Department of Geriatrics, Union Hospital, Tongji Medical College, Huazhong University of Science and Technology, 1277 Jiefang Ave, Wuhan 430022, China.
Department of Cardiology, Union Hospital, Tongji Medical College, Huazhong University of Science and Technology, 1277 Jiefang Ave, Wuhan 430022, China.
Cardiovasc Res. 2017 Apr 1;113(5):475-487. doi: 10.1093/cvr/cvx027.
Monocytes/macrophages response plays a key role in post-infarction inflammation that contributes greatly to post-infarction ventricular remodelling and cardiac rupture. Therapeutic targeting of the GABAA receptor, which is enriched in monocytes/macrophages but not expressed in the myocardium, may be possible after myocardial infarction (MI).
After MI was induced by ligation of the coronary artery, C57BL/6 mice were intraperitoneally administered with one specific agonist or antagonist of the GABAA receptor (topiramate or bicuculline), in the setting of presence or depletion of monocytes/macrophages. Our data showed that within the first 2 weeks after MI, when monocytes/macrophages dominated, in contrast with bicuculline, topiramate treatment significantly reduced Ly-6Chigh monocyte numbers by regulating splenic monocytopoiesis and promoted foetal derived macrophages preservation and conversion of M1 to M2 or Ly-6Chigh to Ly-6Clow macrophage phenotype in the infarcted heart, though GABAAergic drugs failed to affect M1/M2 or Ly-6Chigh/Ly-6Clow macrophage polarization directly. Accordingly, pro-inflammatory activities mediated by M1 or Ly-6Chigh macrophages were decreased and reparative processes mediated by M2 or Ly-6Clow macrophages were augmented. As a result, post-infarction ventricular remodelling was attenuated, as reflected by reduced infarct size and increased collagen density within infarcts. Echocardiographic indices, mortality and rupture rates were reduced. After depletion of monocytes/macrophages by clodronate liposomes, GABAAergic drugs exhibited no effect on cardiac dysfunction and surrogate clinical outcomes.
Control of the GABAA receptor activity in monocytes/macrophages can potently modulate post-infarction inflammation. Topiramate emerges as a promising drug, which may be feasible to translate for MI therapy in the future.
单核细胞/巨噬细胞反应在梗死后炎症中起关键作用,极大地促进梗死后心室重构和心脏破裂。GABAA 受体在单核细胞/巨噬细胞中丰富,但不在心肌中表达,在心肌梗死后(MI)可能有治疗靶向的可能。
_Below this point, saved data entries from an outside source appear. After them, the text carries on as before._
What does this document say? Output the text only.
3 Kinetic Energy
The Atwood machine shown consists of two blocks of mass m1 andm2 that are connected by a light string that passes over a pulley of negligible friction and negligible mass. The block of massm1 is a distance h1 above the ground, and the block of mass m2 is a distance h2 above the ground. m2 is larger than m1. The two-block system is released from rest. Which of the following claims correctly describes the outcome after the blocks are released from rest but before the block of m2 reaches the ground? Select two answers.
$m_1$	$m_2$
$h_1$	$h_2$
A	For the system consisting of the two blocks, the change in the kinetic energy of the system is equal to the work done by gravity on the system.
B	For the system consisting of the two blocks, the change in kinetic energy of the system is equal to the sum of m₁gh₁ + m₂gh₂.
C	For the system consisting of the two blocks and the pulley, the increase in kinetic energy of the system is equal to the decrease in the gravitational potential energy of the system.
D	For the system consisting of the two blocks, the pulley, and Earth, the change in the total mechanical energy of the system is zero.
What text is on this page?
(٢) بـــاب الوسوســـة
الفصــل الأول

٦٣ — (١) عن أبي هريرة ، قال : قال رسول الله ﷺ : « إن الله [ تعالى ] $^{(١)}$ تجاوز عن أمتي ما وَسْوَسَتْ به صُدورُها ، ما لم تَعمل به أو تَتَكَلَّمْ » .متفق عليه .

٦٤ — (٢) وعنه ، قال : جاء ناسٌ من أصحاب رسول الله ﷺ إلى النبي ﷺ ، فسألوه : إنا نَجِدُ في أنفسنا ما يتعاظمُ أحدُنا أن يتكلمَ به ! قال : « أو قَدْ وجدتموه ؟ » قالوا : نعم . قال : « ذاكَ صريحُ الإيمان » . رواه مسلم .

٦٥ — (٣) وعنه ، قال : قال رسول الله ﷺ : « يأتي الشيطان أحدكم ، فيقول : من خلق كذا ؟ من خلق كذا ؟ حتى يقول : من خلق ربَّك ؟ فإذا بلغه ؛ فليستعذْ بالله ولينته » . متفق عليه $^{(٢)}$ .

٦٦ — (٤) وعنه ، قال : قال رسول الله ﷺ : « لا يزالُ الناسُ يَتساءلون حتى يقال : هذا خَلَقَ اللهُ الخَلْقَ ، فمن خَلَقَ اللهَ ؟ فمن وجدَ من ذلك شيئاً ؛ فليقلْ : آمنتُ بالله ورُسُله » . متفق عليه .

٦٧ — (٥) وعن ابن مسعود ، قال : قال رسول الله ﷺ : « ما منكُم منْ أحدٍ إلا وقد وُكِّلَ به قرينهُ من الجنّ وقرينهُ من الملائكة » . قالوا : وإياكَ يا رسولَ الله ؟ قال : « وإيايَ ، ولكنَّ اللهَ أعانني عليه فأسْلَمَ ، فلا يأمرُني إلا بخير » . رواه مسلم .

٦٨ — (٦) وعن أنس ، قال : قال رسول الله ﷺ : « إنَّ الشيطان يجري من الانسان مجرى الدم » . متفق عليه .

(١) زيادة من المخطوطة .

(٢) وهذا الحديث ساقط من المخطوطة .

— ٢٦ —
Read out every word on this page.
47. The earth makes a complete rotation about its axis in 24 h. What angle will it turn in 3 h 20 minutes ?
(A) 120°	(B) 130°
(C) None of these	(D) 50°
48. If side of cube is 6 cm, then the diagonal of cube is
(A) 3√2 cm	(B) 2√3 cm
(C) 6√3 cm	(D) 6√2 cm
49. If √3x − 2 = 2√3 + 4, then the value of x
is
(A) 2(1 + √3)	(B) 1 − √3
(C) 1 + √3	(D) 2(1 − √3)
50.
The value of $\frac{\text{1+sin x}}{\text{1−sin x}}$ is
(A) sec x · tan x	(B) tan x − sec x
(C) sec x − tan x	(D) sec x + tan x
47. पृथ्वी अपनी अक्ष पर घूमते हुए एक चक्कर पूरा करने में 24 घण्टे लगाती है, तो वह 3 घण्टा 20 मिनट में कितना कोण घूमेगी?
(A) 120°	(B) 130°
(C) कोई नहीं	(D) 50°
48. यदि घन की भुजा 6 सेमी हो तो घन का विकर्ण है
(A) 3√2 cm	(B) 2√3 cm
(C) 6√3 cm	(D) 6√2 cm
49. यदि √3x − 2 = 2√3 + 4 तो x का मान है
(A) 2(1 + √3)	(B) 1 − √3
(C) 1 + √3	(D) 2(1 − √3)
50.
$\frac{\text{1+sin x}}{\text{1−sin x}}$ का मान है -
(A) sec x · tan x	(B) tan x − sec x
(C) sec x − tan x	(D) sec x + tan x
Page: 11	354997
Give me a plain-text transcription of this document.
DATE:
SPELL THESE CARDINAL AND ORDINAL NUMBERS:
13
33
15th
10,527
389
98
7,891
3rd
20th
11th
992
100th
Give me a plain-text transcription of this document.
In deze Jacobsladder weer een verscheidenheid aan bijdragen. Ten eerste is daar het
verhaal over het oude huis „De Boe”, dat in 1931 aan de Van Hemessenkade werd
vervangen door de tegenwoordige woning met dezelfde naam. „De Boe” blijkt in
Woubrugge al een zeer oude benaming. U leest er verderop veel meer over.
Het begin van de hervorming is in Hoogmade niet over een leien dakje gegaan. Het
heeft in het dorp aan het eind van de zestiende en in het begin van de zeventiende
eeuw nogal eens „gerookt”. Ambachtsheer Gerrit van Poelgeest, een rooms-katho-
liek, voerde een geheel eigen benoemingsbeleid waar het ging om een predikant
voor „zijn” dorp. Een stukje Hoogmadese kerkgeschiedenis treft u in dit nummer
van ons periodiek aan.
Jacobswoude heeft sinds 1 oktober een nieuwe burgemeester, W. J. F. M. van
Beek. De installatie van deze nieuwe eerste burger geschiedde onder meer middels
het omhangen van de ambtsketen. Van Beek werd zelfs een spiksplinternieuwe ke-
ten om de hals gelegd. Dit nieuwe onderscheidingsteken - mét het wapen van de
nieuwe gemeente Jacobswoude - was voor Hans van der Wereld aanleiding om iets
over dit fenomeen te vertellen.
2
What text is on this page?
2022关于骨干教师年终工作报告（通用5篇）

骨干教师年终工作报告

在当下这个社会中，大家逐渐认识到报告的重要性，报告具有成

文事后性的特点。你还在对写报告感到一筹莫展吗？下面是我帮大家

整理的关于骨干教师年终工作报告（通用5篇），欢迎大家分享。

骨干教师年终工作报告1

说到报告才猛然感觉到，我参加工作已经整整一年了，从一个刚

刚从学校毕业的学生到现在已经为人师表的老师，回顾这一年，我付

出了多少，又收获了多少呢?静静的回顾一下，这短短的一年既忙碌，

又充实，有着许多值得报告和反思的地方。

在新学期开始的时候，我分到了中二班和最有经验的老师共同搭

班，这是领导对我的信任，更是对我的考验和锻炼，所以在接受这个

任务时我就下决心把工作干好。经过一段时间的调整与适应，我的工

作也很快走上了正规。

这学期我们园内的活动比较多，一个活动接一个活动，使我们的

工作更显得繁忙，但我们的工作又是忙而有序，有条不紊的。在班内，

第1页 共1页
通过结扎冠状动脉诱导 MI 后,在单核细胞/巨噬细胞存在或耗竭的情况下,C57BL/6 小鼠经腹腔给予 GABAA 受体的一种特异性激动剂或拮抗剂(托吡酯或荷包牡丹碱)。我们的数据显示,在 MI 后最初的 2 周内,当单核细胞/巨噬细胞占主导地位时,与荷包牡丹碱相比,托吡酯治疗通过调节脾脏单核细胞生成显著减少 Ly-6Chigh 单核细胞数量,并促进胎儿来源的巨噬细胞的保留以及梗死心脏中 M1 向 M2 或 Ly-6Chigh 向 Ly-6Clow 巨噬细胞表型的转化,尽管 GABAA 能药物未能直接影响 M1/M2 或 Ly-6Chigh/Ly-6Clow 巨噬细胞极化。因此,M1 或 Ly-6Chigh 巨噬细胞介导的促炎活性降低,M2 或 Ly-6Clow 巨噬细胞介导的修复过程增强。结果,梗死后心室重构减弱,表现为梗死面积减小和梗死区内胶原密度增加。超声心动图指标、死亡率和破裂率降低。用氯膦酸盐脂质体耗竭单核细胞/巨噬细胞后,GABAA 能药物对心脏功能障碍和替代临床结局没有影响。
控制单核细胞/巨噬细胞中 GABAA 受体活性可以有效地调节梗死后炎症。托吡酯作为一种有前途的药物出现,未来可能有望转化为 MI 治疗。